We review de novo the district court's conclusion that it lacks subject matter jurisdiction. See Tucson Airport Auth. v. General Dynamics Corp., 136 F.3d 641, 644 (9th Cir.1998)

5

For example, the patent conveying Termination Point to Leisnoi provides:

"EXCEPTING AND RESERVING TO THE UNITED STATES from the lands so granted: ... A one (1) acre site easement upland of the mean high tide line of Middle Bay.... The uses allowed are those listed above for a one acre site easement." The uses allowed for this easement are "vehicle parking (e.g., aircraft, boats, ATVs, snowmobiles, cars, trucks), temporary camping, and loading and unloading.

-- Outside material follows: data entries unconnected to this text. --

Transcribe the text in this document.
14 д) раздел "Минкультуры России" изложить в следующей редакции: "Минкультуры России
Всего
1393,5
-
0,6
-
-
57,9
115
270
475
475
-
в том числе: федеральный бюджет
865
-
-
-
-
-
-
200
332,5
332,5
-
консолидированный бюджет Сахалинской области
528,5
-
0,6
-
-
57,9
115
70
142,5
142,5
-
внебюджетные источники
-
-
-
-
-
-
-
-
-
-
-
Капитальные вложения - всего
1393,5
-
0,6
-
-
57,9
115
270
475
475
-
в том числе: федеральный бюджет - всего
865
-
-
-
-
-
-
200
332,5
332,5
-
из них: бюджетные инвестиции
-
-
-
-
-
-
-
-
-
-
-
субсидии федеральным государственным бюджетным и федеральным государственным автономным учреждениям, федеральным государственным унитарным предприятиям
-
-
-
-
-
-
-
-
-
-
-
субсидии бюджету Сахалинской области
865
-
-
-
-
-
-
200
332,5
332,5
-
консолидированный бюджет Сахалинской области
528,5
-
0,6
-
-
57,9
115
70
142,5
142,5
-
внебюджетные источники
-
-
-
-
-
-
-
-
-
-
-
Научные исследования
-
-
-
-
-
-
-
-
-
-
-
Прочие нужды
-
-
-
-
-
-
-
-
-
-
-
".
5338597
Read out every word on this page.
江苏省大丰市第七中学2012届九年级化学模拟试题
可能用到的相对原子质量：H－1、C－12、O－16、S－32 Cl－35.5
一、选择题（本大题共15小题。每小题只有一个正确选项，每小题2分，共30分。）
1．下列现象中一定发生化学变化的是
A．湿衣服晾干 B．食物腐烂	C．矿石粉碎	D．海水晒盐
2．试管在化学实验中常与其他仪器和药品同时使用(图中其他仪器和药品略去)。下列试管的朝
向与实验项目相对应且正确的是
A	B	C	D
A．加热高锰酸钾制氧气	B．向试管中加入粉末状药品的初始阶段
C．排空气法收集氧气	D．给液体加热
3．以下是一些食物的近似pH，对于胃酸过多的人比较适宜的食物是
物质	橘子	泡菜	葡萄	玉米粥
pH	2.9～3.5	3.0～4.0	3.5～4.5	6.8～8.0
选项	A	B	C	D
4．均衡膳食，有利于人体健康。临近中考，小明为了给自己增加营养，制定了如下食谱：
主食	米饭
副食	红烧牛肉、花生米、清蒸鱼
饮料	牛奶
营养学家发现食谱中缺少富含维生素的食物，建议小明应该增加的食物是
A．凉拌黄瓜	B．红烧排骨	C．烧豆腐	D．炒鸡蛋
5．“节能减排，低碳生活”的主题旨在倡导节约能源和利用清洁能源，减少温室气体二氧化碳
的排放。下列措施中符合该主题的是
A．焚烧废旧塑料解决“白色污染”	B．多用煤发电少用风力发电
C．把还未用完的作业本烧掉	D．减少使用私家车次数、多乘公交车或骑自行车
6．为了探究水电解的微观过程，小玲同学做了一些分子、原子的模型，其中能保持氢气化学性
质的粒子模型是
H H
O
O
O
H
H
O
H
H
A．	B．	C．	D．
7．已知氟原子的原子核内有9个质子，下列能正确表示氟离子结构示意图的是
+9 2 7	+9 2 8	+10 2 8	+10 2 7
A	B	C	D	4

Temporary camping, loading or unloading shall be limited to 24 hours."

6

Indeed, subsection (e) of § 2409a seems to recognize that the United States may claim an interest in the land and yet not claim an interest adverse to that of the plaintiff; it provides that jurisdiction acquired under § 2409a(a) ceases when the government "disclaims all interest in the real property or interest therein adverse to the plaintiff." 28 U.S.C. § 2409a(e) (emphasis added)

7

In Lee v. United States, 629 F. Supp. 721 (D.Alaska 1985) (amended opinion), the district court exercised initial jurisdiction over a claim under the Quiet Title Act even though no one asserted that the United States was entitled to the land. The plaintiffs claimed, however, that the United States had improperly conveyed the land, and should be required to convey it to the plaintiffs. Jurisdiction was dismissed only after the United States disclaimed all interest. The district court, however, did not discuss or rule on the question of initial jurisdiction, and its silent exercise of such jurisdiction therefore does not constitute authority on that issue. See United States v. L.A. Tucker Truck Lines, Inc., 344 U.S. 33, 38, 73 S. Ct. 67, 97 L. Ed. 54 (1952)

8

The Quiet Title Act was enacted at the suggestion of the Attorney General, who described the uses of actions to quiet title in the equity courts of England. For example, "one who feared that an outstand[ing] deed or other interest might cause a claim to be presented in the future could maintain a suit to remove a cloud on title." H. Rep. R. 92-1559, reprinted at 1972 U.S.C.C.A.N. 4547, 4554. The Attorney General recommended legislation because "[t]he doctrine of sovereign immunity presently prevents comparable suits from being brought against the United States," and that "many situations exist where questions of title to real property cannot be determined at the present time unless the United States itself brings suit." Id. The bill was enacted substantially in the form proposed by the Attorney General

9

At oral argument, the United States contended, also with great force, that its conveyance of land to Leisnoi has become incontestable and could not be revoked even if Leisnoi lost the decertification action. It contends that Stratman lacks standing to challenge the patents, and that the United States would be barred by a six-year limitation from suing to recover the land. See 43 U.S.C. § 1166

The fact that the decision of the Alaska Supreme Court may have been erroneous, however, does not prevent it from clouding Leisnoi's title. Nor would that cloud necessarily disappear even if we stated our agreement with the government's view. See Totemoff v. State, 905 P.2d 954, 963 (Alaska 1995) ("[T]his court is not bound by decisions of federal courts other than the United States Supreme Court on questions of federal law"). On the other hand, a district court's confirmation of a disclaimer by the United States, now and forever, of all right and title to Termination Point would, in all likelihood, serve as a document of title clearing the cloud on Leisnoi's title.